Dean Criares: With DigitalBridge’s powerful brand presence in these markets over the years, management teams have come to the firm, articulating their growth ambitions and the capital that they require to fulfil them, for many years. But until recently, DigitalBridge didn’t have a credit platform to execute on those opportunities; we provided advice and made introductions while missing out on the chance to secure those deals ourselves. With the addition of the credit business, DigitalBridge is now able to ensure that these opportunities stay within the firm, to the benefit of these companies and to the benefit of our investors.
How is DigitalBridge’s credit business differentiated in the market?
DC: It all comes down to the team’s focus to establish DigitalBridge as a brand and thought leader in digital infrastructure. The market recognises the firm as an organisation that is thinking ahead. That allows us to go to management teams and to financial sponsors with an understanding of their business and value proposition. We go to them with solutions based on our evaluation of the company from the point of view of an operator. And in that way, we help them unlock value.
“Moving into an environment where the cost of capital is going up will inevitably create winners and losers”
It isn’t the type of client relationship where you go to them, cap in hand, asking for their latest idea. We strive to bring our own ideas and we bring innovative capital structures, based on our sector expertise. That gives us an edge when it comes to accessing opportunities in the marketplace. It also allows us to identify risks that others don’t see. The dialogue is very different to the traditional lender/borrower relationship, because of the firm’s focus on digital.
How has the team been structured?
DC: The team has been in place at DigitalBridge now for almost two years but, in actual fact, has been working together for more than 10 years. That means we have a cohesive process for originating transactions, which is led by Chris Moon, who has been covering these sectors for two decades. We then also have a team that structures and monitors investments.
Nothing about this is new to us. The team is well established, and we are busy executing on transactions for DigitalBridge as we speak.

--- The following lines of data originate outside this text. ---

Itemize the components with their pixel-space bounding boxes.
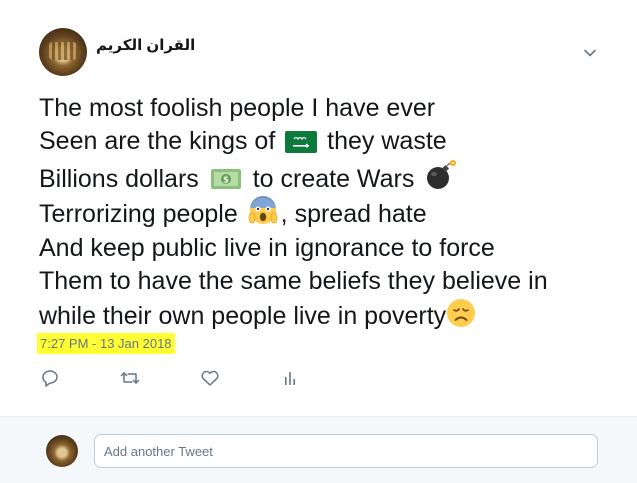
avatar[interactable] [39,28,87,76]
timestamp[interactable]: 7:27 PM - 13 Jan 2018 [37,333,175,354]
tweet-text-segment: , spread hate [280,200,427,229]
disappointed-face-icon [447,299,476,328]
chevron-down-icon[interactable] [583,46,597,60]
reply-composer [0,416,637,483]
avatar [46,435,78,467]
tweet-text-line: Billions dollars $ to create Wars [39,159,629,196]
tweet-text: The most foolish people I have ever Seen… [39,92,629,334]
tweet-text-line: The most foolish people I have ever [39,94,436,122]
tweet-text-segment: Terrorizing people [39,200,245,229]
bomb-icon [427,159,457,189]
tweet-text-segment: Billions dollars [39,164,206,193]
tweet-text-segment: to create Wars [252,164,415,193]
analytics-icon[interactable] [280,368,300,388]
svg-text:$: $ [223,175,229,185]
tweet-actions [0,368,637,390]
like-icon[interactable] [200,368,220,388]
tweet-text-line: Seen are the kings of they waste [39,125,629,158]
display-name[interactable]: القران الكريم [96,36,195,54]
reply-input[interactable] [94,434,598,468]
face-screaming-icon [248,196,278,225]
retweet-icon[interactable] [120,368,140,388]
tweet-text-segment: while their own people live in poverty [39,302,447,331]
tweet-text-line: Them to have the same beliefs they belie… [39,267,548,296]
tweet-text-line: while their own people live in poverty [39,298,629,333]
reply-icon[interactable] [40,368,60,388]
dollar-banknote-icon: $ [210,168,241,189]
tweet-text-line: Terrorizing people , spread hate [39,196,629,231]
tweet-card: القران الكريم The most foolish people I … [0,0,637,416]
tweet-text-segment: Seen are the kings of [39,127,283,156]
tweet-text-line: And keep public live in ignorance to for… [39,233,495,262]
saudi-arabia-flag-icon [285,131,318,154]
tweet-text-segment: they waste [327,127,447,156]
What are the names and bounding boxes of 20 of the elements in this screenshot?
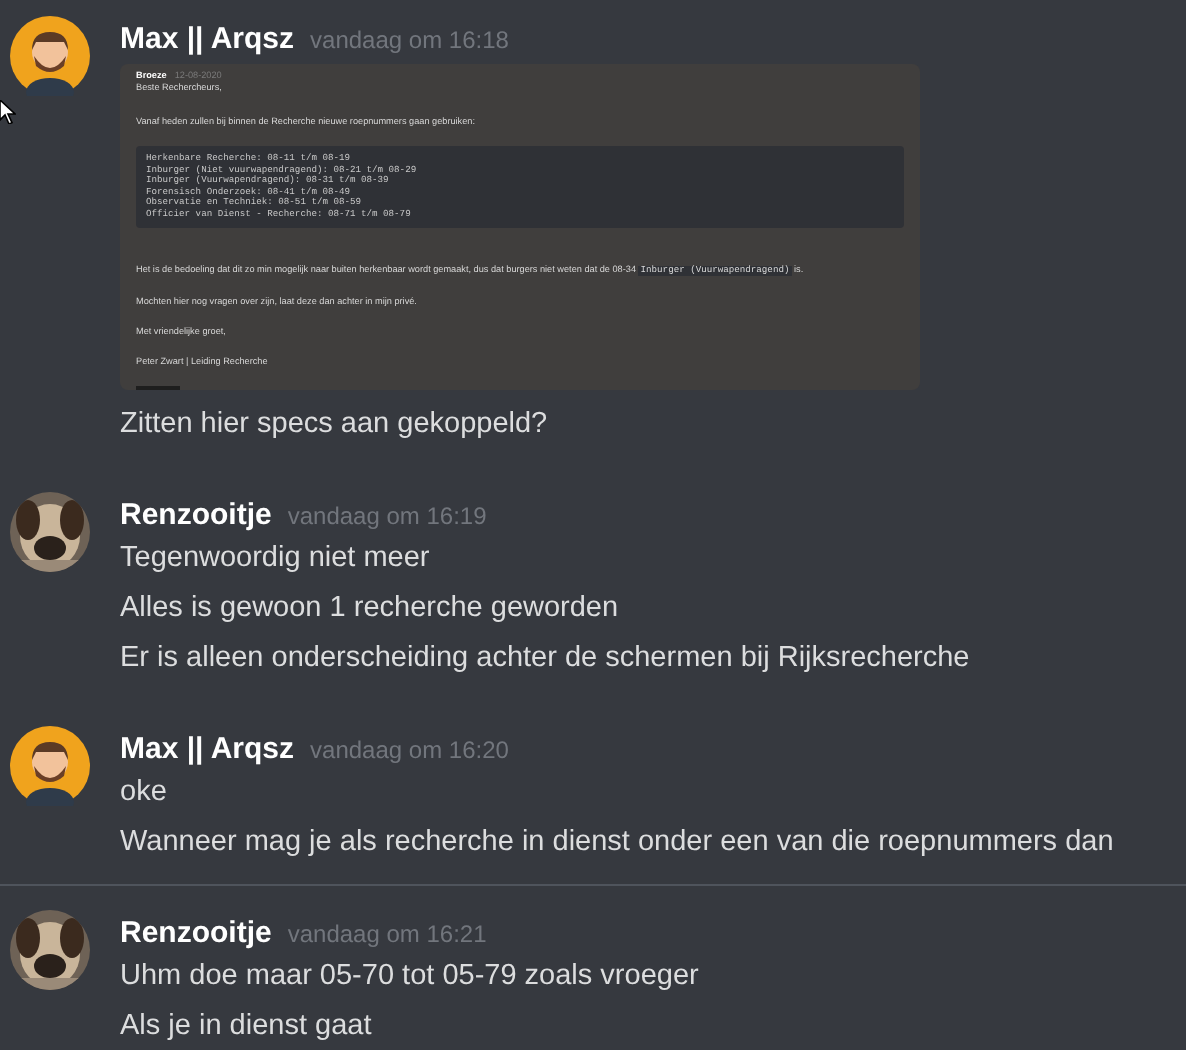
timestamp: vandaag om 16:20 xyxy=(310,734,509,768)
username[interactable]: Max || Arqsz xyxy=(120,730,295,770)
embedded-screenshot[interactable] xyxy=(120,64,920,390)
timestamp: vandaag om 16:21 xyxy=(287,918,487,952)
message-text: Zitten hier specs aan gekoppeld? xyxy=(120,406,550,444)
message-text: Wanneer mag je als recherche in dienst onder een van die roepnummers dan xyxy=(120,824,1116,862)
timestamp: vandaag om 16:19 xyxy=(287,500,487,534)
username[interactable]: Max || Arqsz xyxy=(120,20,295,60)
message-text: Uhm doe maar 05-70 tot 05-79 zoals vroeger xyxy=(120,958,701,996)
message-text: Er is alleen onderscheiding achter de schermen bij Rijksrecherche xyxy=(120,640,972,678)
message-text: Alles is gewoon 1 recherche geworden xyxy=(120,590,621,628)
avatar[interactable] xyxy=(10,16,90,96)
username[interactable]: Renzooitje xyxy=(120,496,272,536)
message-text: Tegenwoordig niet meer xyxy=(120,540,432,578)
message-text: Als je in dienst gaat xyxy=(120,1008,374,1046)
timestamp: vandaag om 16:18 xyxy=(310,24,509,58)
mouse-cursor-icon xyxy=(0,100,16,124)
message-text: oke xyxy=(120,774,169,812)
username[interactable]: Renzooitje xyxy=(120,914,272,954)
avatar[interactable] xyxy=(10,726,90,806)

How big do you believe this mid-market digital infrastructure credit opportunity to be?
DC: We estimate that $60 billion is spent annually in these markets. Not all of that involves mid-market players, and much might take the form of investment-grade opportunity, but we do believe that around a quarter of that $60 billion could form the type of mid-market lending that we focus on. There is a huge amount of potential, without a doubt.